The answer is you download it to your “real” machine, and then upload it back on to a new card. Or, you could use the host to build the card itself directly from the data.
Playing “swap the floppy” doesn’t work very will with a, say, 8MB partition, 2 CF cards, and 64K of RAM. Even if you could utilize the entirety of RAM, that’s 128 “swaps”.
Of course, back in the day, we didn’t “copy” hard drives, not really. Rather, we streamed them to tape, carted those over, and reloaded them. Tape offered comparable density to the hard drive itself, robustness in portability, and reasonable read and write performance.
Heck, on the Alpha Micros, we use VHS tapes and off the shelf VHS recorders much like the micro industry used cassettes. Later, these mostly got replaced by Exabyte drives utilizing 8mm video tapes for storage.

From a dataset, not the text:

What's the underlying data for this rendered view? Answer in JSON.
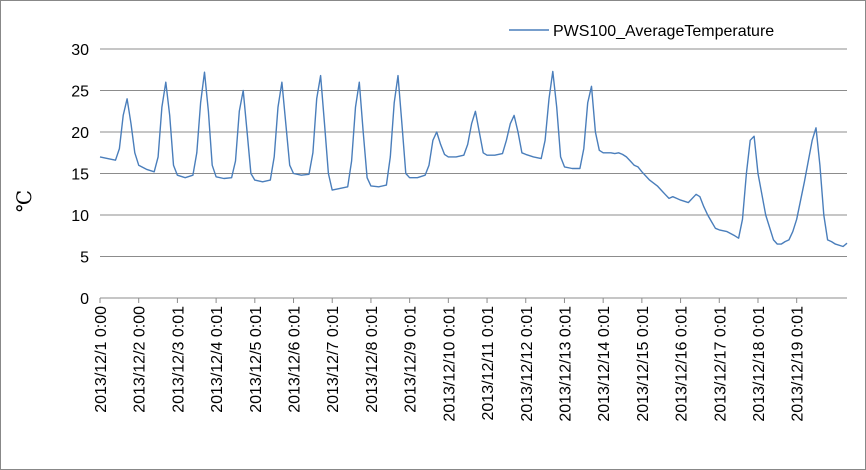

Mind, today, if you have a 115,200 baud serial connection (with hardware that can actually sustain 115K), that’ll download an 8M partition in under 15 minutes.

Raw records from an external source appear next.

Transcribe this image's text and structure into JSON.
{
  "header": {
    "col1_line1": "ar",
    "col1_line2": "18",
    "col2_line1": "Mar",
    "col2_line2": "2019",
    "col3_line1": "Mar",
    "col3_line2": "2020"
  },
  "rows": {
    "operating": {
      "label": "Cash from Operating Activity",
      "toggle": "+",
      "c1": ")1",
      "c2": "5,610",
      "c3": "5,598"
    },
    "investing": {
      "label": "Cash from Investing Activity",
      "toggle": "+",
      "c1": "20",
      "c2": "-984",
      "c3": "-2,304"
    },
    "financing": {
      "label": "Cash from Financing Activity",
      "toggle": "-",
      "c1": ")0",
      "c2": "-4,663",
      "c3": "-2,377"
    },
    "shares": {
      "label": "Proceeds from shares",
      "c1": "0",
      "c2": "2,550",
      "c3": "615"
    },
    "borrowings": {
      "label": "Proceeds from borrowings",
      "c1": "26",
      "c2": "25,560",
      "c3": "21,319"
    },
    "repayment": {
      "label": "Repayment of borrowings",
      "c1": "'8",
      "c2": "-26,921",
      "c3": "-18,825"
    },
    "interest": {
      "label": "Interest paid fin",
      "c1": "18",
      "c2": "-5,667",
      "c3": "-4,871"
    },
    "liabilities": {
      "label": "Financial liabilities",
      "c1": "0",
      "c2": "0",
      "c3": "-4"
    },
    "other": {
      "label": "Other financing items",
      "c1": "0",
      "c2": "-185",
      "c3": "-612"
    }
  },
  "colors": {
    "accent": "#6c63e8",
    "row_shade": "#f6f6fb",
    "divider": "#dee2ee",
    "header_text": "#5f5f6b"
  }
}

Of course, today the use cases are far different. Rarely, if ever, are the legacy systems a source of content or data. Rather, they’re the destination. All of the work is done on modern machines, crossassembled/compiled, written to fast media over fast interfaces, and then plugged in to the devices.
But this is one of the reasons why when I was approaching the design of a custom build, I settled on making USB connectivity a primary goal. The premise is to get interface the CPU to a “super I/O” device that can bridge to modern protocols like USB and TCP/IP. Once that bridge is made, you can plug as many USB fobs as you like in to a off the shelf hub and copy to your hearts content, or stream over TCP to a remote destination.
It doesn’t work yet, but I have all sorts of schemes in my head incrementally marching to that goal.